Filed under: Capitalism, Economy, Energy, News the Media Doesn't Want You to Hear | Tags: People Stopped Looking, The Employment Spin, We Need 150.7 Million Jobs
The unemployment rate dropped to 8.6%. Wild celebration by Democrats — the recession is over, Obama will get reelected, all will be well. I know, I know, but not so fast! There were only 140,000 jobs created in the private sector. The unemployment rate dropped from 9% to 8.6% because the number of people in the work force dropped by 487,000 people who quit looking. The jobless rate declined but it wasn’t due to more people working, but fewer people looking for work.
Labor force participation rate has fallen by two percentage points since early 2009, which means that more than two million Americans have withdrawn from the workforce. Normally as hiring picks up during a recovery more Americans get back into the jobs market.
Worker paychecks also aren’t growing. The wage rate declined slightly as evidence that more low-paying jobs are returning. About 50,000 of the new jobs were in retail, which may largely be temporary jobs for the Christmas season.

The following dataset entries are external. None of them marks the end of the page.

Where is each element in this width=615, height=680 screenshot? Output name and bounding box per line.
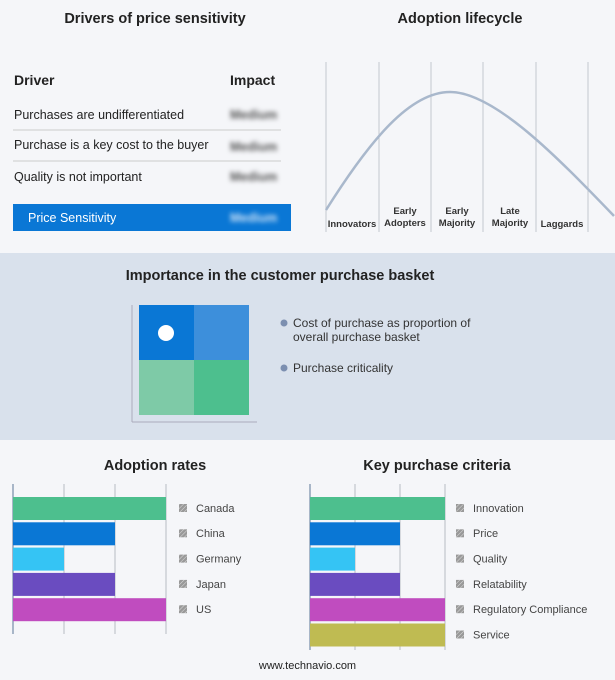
- bar: [13, 522, 115, 546]
- footer: www.technavio.com: [258, 660, 357, 672]
- category-label: Service: [473, 629, 510, 641]
- legend-icon: [179, 554, 187, 563]
- drivers-title: Drivers of price sensitivity: [64, 11, 246, 27]
- matrix-cell: [194, 360, 249, 415]
- driver-cell: Quality is not important: [14, 170, 142, 184]
- legend-icon: [179, 605, 187, 614]
- lifecycle-stage: Laggards: [540, 219, 584, 230]
- legend-icon: [456, 579, 464, 588]
- category-label: Japan: [196, 579, 226, 591]
- lifecycle-stage: Early Majority: [438, 206, 476, 229]
- legend-icon: [456, 605, 464, 614]
- bar: [13, 572, 115, 596]
- legend-icon: [456, 630, 464, 639]
- matrix-cell: [194, 305, 249, 360]
- category-label: Price: [473, 528, 498, 540]
- table-header: Driver: [14, 72, 55, 88]
- chart-title: Key purchase criteria: [363, 458, 511, 474]
- bar: [310, 572, 400, 596]
- lifecycle-stage: Early Adopters: [384, 206, 426, 229]
- impact-cell: Medium: [230, 170, 278, 184]
- summary-row: [13, 204, 291, 231]
- bar: [310, 598, 445, 622]
- category-label: Canada: [196, 503, 235, 515]
- importance-title: Importance in the customer purchase bask…: [125, 268, 435, 284]
- category-label: US: [196, 604, 211, 616]
- category-label: Regulatory Compliance: [473, 604, 587, 616]
- category-label: Innovation: [473, 503, 524, 515]
- bar: [13, 547, 64, 571]
- legend-icon: [456, 504, 464, 512]
- bar: [310, 623, 445, 647]
- category-label: Relatability: [473, 579, 527, 591]
- legend-icon: [179, 579, 187, 588]
- summary-driver: Price Sensitivity: [28, 211, 117, 225]
- impact-cell: Medium: [230, 140, 278, 154]
- matrix-cell: [139, 360, 194, 415]
- legend-icon: [456, 529, 464, 538]
- impact-cell: Medium: [230, 108, 278, 122]
- lifecycle-curve: [324, 90, 615, 217]
- legend-icon: [179, 529, 187, 538]
- table-header: Impact: [230, 72, 276, 88]
- category-label: China: [196, 528, 226, 540]
- legend-icon: [179, 504, 187, 512]
- matrix-marker: [158, 325, 174, 341]
- category-label: Quality: [473, 554, 508, 566]
- legend-bullet: [280, 319, 288, 327]
- middle-band: [0, 253, 615, 440]
- legend-icon: [456, 554, 464, 563]
- lifecycle-grid: [325, 62, 589, 232]
- lifecycle-stage: Late Majority: [491, 206, 529, 229]
- lifecycle-stage: Innovators: [327, 219, 377, 230]
- bar: [310, 522, 400, 546]
- legend-bullet: [280, 364, 288, 372]
- chart-title: Adoption rates: [104, 458, 206, 474]
- bar: [310, 547, 355, 571]
- driver-cell: Purchases are undifferentiated: [14, 108, 185, 122]
- category-label: Germany: [196, 554, 242, 566]
- bar: [13, 497, 166, 520]
- summary-impact: Medium: [230, 211, 278, 225]
- driver-cell: Purchase is a key cost to the buyer: [14, 138, 209, 152]
- lifecycle-title: Adoption lifecycle: [397, 11, 523, 27]
- bar: [13, 598, 166, 622]
- legend-label: Cost of purchase as proportion of overal…: [293, 316, 471, 344]
- bar: [310, 497, 445, 520]
- legend-label: Purchase criticality: [293, 361, 394, 375]
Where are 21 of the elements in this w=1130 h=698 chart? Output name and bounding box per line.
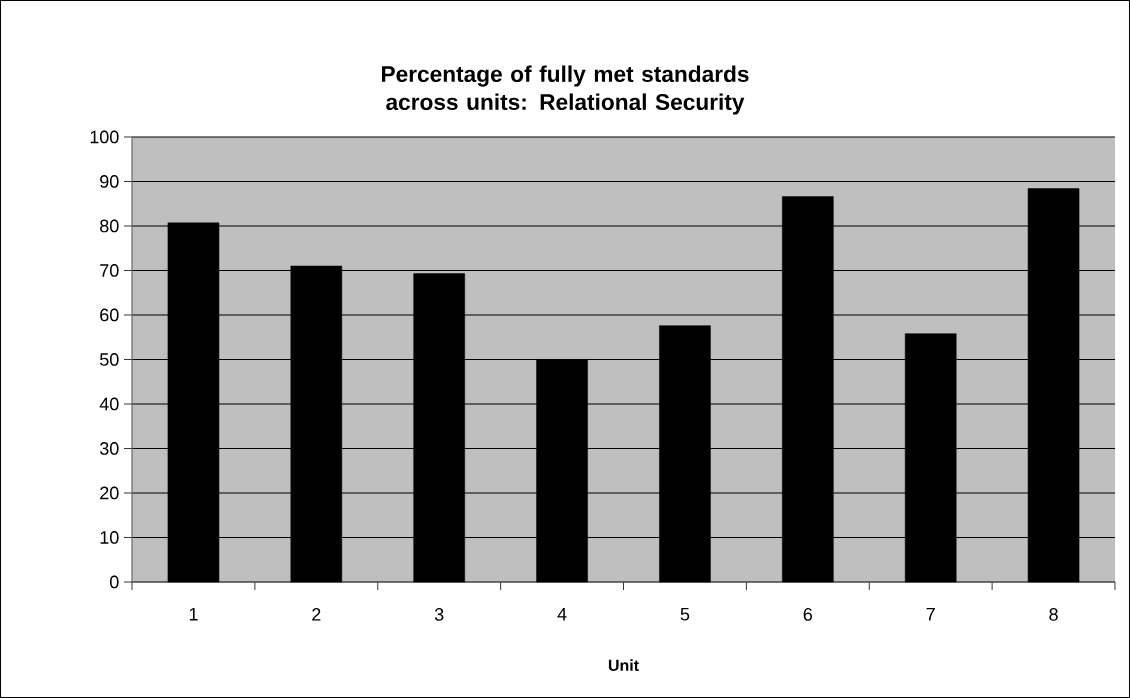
chart-title: Percentage of fully met standards across units: Relational Security	[382, 65, 749, 115]
x-tick-label: 5	[680, 608, 690, 621]
x-tick-label: 7	[926, 608, 935, 621]
y-tick-label: 50	[99, 353, 119, 366]
y-tick-label: 10	[100, 531, 119, 544]
y-tick-label: 40	[99, 397, 119, 411]
x-axis-title: Unit	[608, 659, 639, 671]
y-tick-label: 90	[100, 175, 119, 188]
y-tick-label: 80	[100, 219, 119, 233]
x-tick-label: 3	[434, 608, 444, 621]
x-tick-label: 4	[557, 608, 567, 621]
x-tick-label: 6	[803, 608, 813, 621]
x-tick-label: 8	[1049, 608, 1058, 621]
x-tick-label: 2	[312, 608, 321, 621]
y-tick-label: 60	[100, 308, 119, 322]
y-tick-label: 70	[100, 264, 119, 277]
y-tick-label: 0	[110, 575, 119, 589]
x-tick-label: 1	[189, 608, 198, 621]
y-tick-label: 100	[90, 130, 119, 144]
y-tick-label: 30	[99, 442, 119, 455]
y-tick-label: 20	[100, 486, 119, 500]
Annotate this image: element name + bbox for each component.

To get back to full employment —usually considered 5%— which was about the level when the recession began, with the pre-recessionary level of labor market participation— we would need 150.7 million jobs —10.2 million more jobs than we have today.
The graph below shows the percent of job losses and the length of time it took for recovery in post World War II recessions. (click to enlarge)

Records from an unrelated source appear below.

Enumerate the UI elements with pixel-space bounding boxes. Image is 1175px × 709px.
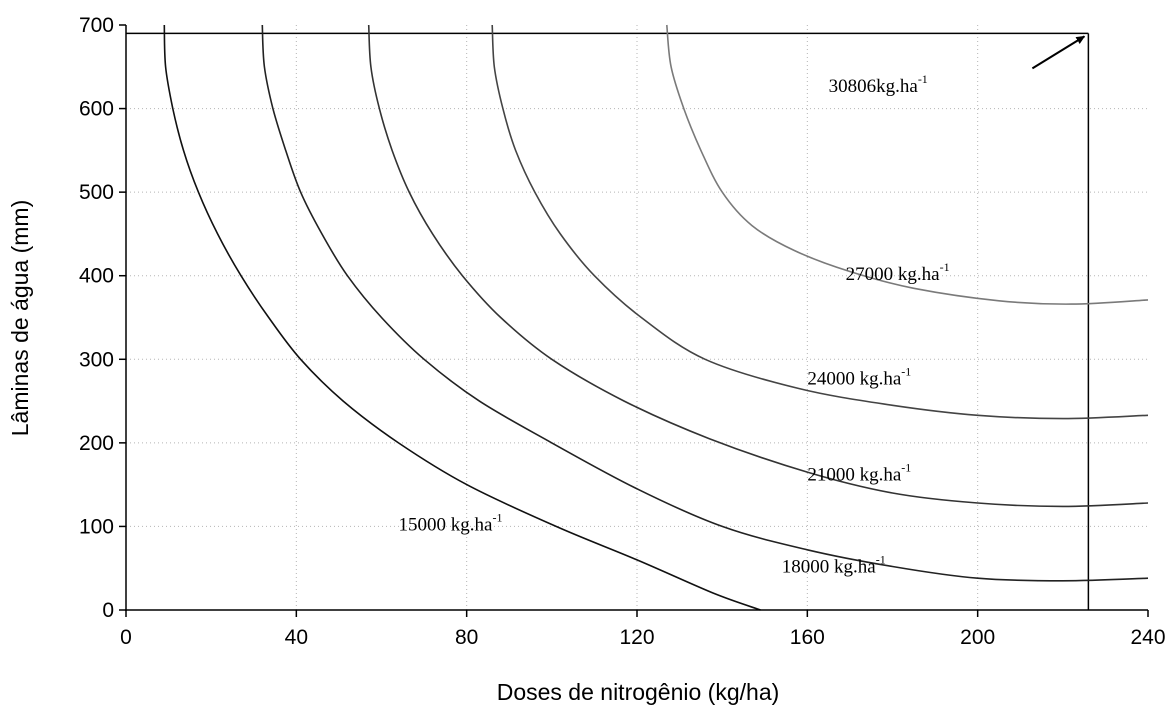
contour-label-3-superscript: -1 bbox=[901, 460, 911, 474]
contour-label-5-text: 27000 kg.ha bbox=[846, 264, 941, 285]
contour-label-2: 18000 kg.ha-1 bbox=[782, 552, 886, 577]
optimum-reference bbox=[126, 32, 1090, 610]
contour-label-2-superscript: -1 bbox=[876, 552, 886, 566]
contour-line-3 bbox=[367, 24, 1149, 508]
y-tick-label: 700 bbox=[79, 14, 114, 37]
y-tick-label: 300 bbox=[79, 348, 114, 371]
x-tick-label: 0 bbox=[120, 626, 132, 649]
contour-label-5: 27000 kg.ha-1 bbox=[846, 260, 950, 285]
contour-label-4-superscript: -1 bbox=[901, 364, 911, 378]
contour-lines bbox=[163, 24, 1149, 611]
x-axis-title: Doses de nitrogênio (kg/ha) bbox=[497, 679, 780, 705]
contour-label-3-text: 21000 kg.ha bbox=[807, 464, 902, 485]
contour-label-3: 21000 kg.ha-1 bbox=[807, 460, 911, 485]
x-tick-label: 160 bbox=[790, 626, 825, 649]
x-tick-label: 120 bbox=[619, 626, 654, 649]
contour-label-1-text: 15000 kg.ha bbox=[399, 515, 494, 536]
y-tick-label: 200 bbox=[79, 432, 114, 455]
x-tick-label: 200 bbox=[960, 626, 995, 649]
contour-label-1-superscript: -1 bbox=[492, 511, 502, 525]
y-tick-label: 100 bbox=[79, 515, 114, 538]
optimum-label-superscript: -1 bbox=[918, 72, 928, 86]
contour-label-2-text: 18000 kg.ha bbox=[782, 556, 877, 577]
y-tick-label: 400 bbox=[79, 265, 114, 288]
axes: 0 40 80 120 160 200 240 0 100 200 300 400 500 600 700 bbox=[79, 14, 1166, 649]
contour-label-1: 15000 kg.ha-1 bbox=[399, 511, 503, 536]
y-tick-label: 600 bbox=[79, 98, 114, 121]
optimum-label: 30806kg.ha-1 bbox=[829, 72, 928, 97]
contour-label-4: 24000 kg.ha-1 bbox=[807, 364, 911, 389]
contour-label-4-text: 24000 kg.ha bbox=[807, 368, 902, 389]
optimum-arrow-icon bbox=[1031, 35, 1086, 70]
grid-lines bbox=[126, 25, 1148, 610]
x-tick-label: 240 bbox=[1130, 626, 1165, 649]
contour-line-1 bbox=[163, 24, 761, 611]
x-tick-label: 80 bbox=[455, 626, 478, 649]
contour-line-5 bbox=[666, 24, 1149, 305]
y-axis-title: Lâminas de água (mm) bbox=[7, 200, 33, 437]
y-tick-label: 500 bbox=[79, 181, 114, 204]
optimum-label-text: 30806kg.ha bbox=[829, 76, 919, 97]
contour-label-5-superscript: -1 bbox=[940, 260, 950, 274]
contour-line-2 bbox=[261, 24, 1149, 582]
y-tick-label: 0 bbox=[102, 599, 114, 622]
contour-line-4 bbox=[491, 24, 1149, 420]
x-tick-label: 40 bbox=[285, 626, 308, 649]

President Obama talks jobs, but his actions indicate either a monumental lack of understanding of how jobs are created, or sheer unconcern. He placed a large amount of expectations on “green jobs” to be created by his efforts to finance, with taxpayer money, a switch of the economy from being based on low-cost fossil fuels, to an economy running on renewable electricity from wind farms and solar arrays. Extensive regulation is expected to force greater fuel efficiency.
There has been some confusion because it is the transportation sector that runs on fossil fuel; while the electric power industry lights and heats our homes and offices with natural gas, coal, nuclear energy and hydropower. Wind farms and solar arrays will not spare us a drop of foreign oil.